Charlotte Bienaimé : “Dépatriarcaliser les religions est un combat difficile”

Pour “Un podcast à soi”, rendez-vous mensuel d’Arte Radio, la productrice Charlotte Bienaimé a rencontré des femmes qui concilient leur foi et leur féminisme. Et s’évertuent, pour certaines, à faire bouger des institutions empreintes de misogynie. Des témoignages passionnants.

Par Carole Lefrançois

Publié le 21 septembre 2018 à 13h00

Mis à jour le 08 décembre 2020 à 01h16

Le féminisme est-il compatible avec la religion ? Que ce soit la Bible, le Coran ou la Torah, tous les textes sans exception stigmatisent la femme. L’apôtre Paul, au Ier siècle après Jésus-Christ, souhaitait « qu’elles soient soumises, comme le dit aussi la loi. Si elles veulent apprendre quelque chose, qu’elles interrogent leur mari à la maison ; car il est choquant qu’une femme parle dans l’Eglise ». La prière du matin des juifs religieux est aussi sans appel : « Béni soit Dieu qui ne m’a pas fait naître femme », tout comme l’une des cent quatorze sourates du Coran : « Celles de qui vous craignez l’insoumission, faites-leur la morale, désertez leur couche, corrigez-les. » Sur Arte Radio, les femmes contre-attaquent dans Un podcast à soi, pour livrer une réinterprétation féministe des textes sacrés écrits par et pour les hommes. Le point de vue de la productrice Charlotte Bienaimé.

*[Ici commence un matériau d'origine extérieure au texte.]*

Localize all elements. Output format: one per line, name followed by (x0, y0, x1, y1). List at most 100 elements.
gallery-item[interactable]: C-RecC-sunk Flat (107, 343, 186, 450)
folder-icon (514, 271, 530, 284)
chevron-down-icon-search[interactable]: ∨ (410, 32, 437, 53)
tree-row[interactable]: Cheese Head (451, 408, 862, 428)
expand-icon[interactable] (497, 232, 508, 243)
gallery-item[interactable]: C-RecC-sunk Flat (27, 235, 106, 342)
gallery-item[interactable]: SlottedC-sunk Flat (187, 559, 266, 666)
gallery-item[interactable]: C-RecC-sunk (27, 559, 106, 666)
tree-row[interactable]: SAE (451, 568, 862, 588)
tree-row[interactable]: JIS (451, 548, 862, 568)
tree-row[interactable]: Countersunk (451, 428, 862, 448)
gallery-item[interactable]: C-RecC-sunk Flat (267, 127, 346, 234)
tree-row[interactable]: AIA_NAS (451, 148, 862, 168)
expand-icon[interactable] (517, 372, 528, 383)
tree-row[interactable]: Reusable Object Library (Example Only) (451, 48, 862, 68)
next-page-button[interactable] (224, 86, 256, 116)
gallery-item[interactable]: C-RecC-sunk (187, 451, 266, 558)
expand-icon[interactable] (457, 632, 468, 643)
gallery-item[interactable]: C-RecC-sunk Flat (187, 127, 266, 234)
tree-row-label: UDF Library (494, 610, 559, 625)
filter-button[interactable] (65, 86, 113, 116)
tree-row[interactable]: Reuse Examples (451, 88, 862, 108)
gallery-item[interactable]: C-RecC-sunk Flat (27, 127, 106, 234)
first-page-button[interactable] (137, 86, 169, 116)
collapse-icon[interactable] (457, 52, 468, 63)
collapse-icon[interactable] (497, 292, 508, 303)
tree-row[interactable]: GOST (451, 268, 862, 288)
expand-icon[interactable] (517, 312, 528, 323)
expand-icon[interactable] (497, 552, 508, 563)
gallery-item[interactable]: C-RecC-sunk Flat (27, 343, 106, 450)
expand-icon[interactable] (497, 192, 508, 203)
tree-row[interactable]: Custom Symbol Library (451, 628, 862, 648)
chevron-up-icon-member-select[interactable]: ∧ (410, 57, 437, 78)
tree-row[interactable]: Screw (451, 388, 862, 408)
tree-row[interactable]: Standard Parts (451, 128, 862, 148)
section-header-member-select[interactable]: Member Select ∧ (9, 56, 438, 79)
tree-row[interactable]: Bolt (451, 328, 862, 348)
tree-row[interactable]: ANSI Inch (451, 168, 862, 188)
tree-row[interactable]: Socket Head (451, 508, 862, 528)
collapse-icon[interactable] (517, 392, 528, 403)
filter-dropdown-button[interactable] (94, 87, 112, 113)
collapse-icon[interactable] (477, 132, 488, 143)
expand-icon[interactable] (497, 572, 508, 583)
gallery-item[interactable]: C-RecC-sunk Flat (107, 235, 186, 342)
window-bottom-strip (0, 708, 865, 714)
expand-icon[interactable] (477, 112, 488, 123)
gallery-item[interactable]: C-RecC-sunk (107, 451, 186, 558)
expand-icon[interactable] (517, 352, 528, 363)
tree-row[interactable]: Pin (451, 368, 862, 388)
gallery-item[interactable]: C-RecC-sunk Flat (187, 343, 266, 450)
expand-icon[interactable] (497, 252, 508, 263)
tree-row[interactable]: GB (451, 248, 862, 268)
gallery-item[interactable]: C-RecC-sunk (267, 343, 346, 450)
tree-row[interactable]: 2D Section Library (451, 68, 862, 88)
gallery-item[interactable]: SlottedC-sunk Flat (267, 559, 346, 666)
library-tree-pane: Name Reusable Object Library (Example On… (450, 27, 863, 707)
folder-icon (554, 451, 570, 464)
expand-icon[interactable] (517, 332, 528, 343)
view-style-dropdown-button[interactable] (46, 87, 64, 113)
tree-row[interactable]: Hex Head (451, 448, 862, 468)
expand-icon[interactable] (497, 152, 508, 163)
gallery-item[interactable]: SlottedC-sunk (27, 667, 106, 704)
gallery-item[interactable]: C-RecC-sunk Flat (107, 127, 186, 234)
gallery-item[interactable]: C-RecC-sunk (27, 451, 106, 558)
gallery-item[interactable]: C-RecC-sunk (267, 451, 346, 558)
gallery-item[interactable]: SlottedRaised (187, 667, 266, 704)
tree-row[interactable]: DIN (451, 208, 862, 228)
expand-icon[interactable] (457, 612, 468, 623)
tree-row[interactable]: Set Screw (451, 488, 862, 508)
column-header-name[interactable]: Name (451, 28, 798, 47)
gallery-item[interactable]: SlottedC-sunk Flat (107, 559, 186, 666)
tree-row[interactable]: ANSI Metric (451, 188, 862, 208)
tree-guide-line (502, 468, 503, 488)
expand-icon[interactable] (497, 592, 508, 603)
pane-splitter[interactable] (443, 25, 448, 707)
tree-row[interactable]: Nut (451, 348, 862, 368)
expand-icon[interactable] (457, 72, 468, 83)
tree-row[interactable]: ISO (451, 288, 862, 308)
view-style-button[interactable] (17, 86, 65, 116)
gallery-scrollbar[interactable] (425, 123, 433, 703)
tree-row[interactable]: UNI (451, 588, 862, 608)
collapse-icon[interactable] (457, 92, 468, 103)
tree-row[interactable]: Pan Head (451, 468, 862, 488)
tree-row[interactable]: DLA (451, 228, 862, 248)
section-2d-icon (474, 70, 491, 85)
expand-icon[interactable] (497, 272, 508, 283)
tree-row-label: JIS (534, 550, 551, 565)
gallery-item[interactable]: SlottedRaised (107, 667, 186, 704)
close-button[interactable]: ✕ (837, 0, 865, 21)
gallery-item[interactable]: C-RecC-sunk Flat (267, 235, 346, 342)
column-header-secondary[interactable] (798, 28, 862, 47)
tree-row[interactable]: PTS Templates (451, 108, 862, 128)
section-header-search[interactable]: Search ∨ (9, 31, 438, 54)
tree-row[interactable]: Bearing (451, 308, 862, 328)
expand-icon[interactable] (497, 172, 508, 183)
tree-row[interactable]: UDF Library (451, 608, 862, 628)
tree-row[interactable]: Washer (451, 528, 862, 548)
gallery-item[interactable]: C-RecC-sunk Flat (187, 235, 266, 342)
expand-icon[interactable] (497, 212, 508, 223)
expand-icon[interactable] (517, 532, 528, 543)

Peut-on être féministe et vivre sa foi ?
Les religions monothéistes ont été, et sont toujours, un des moyens les plus puissants pour asseoir la domination masculine. Je suis féministe et athée, mais je me suis rendu compte que j’avais beaucoup plus de points communs avec les féministes croyantes que je ne l’imaginais. Elles luttent au sein de l’institution. Il est important de les écouter, de décentrer le regard, de sortir d’une vision uniforme du féminisme. Après, on peut débattre des voies pour y arriver, des stratégies, des différences de points de vue éthiques, philosophiques, politiques… Encore faut-il commencer par s’écouter réellement.

Les femmes sont nombreuses à tourner le dos à une religion misogyne, de plus en plus se font débaptiser…
Une féministe croyante m’a dit un jour une phrase qui m’a beaucoup marquée : « Ils ne vont pas nous confisquer ça aussi. » Certes beaucoup deviennent athées, ou alors gardent la foi mais hors de l’institution. Il m’a semblé intéressant d’entendre aussi les voix de celles qui croient en un changement de l’intérieur. J’ai relayé leurs combats importants dans d’autres émissions et je continuerai de le faire.

“Les femmes doivent revendiquer le droit d’être prêtre, rabbin ou imam… Mais aussi parler de Dieu au féminin.”

Comment « dépatriarcaliser » les religions ?
C’est un combat difficile. Les femmes doivent prendre leur place au sein des institutions, revendiquer le droit d’être prêtre, rabbin ou imam, de lire les prières, de s’asseoir où bon leur sem­ble dans les lieux de culte… Mais aussi parler de Dieu au féminin, remplacer l’image du vieil homme blanc barbu par un être asexué, utiliser l’écriture inclusive dans les prières… Les choses bougent, mais lentement, car leurs voix sont encore minoritaires. C’est le cas pour toutes les voix féministes d’ailleurs. Les révolutions n’ont jamais été lancées par les pouvoirs dominants et majoritaires.

on aime passionnément Un podcast à soi, sur Arte Radio. 59 mn.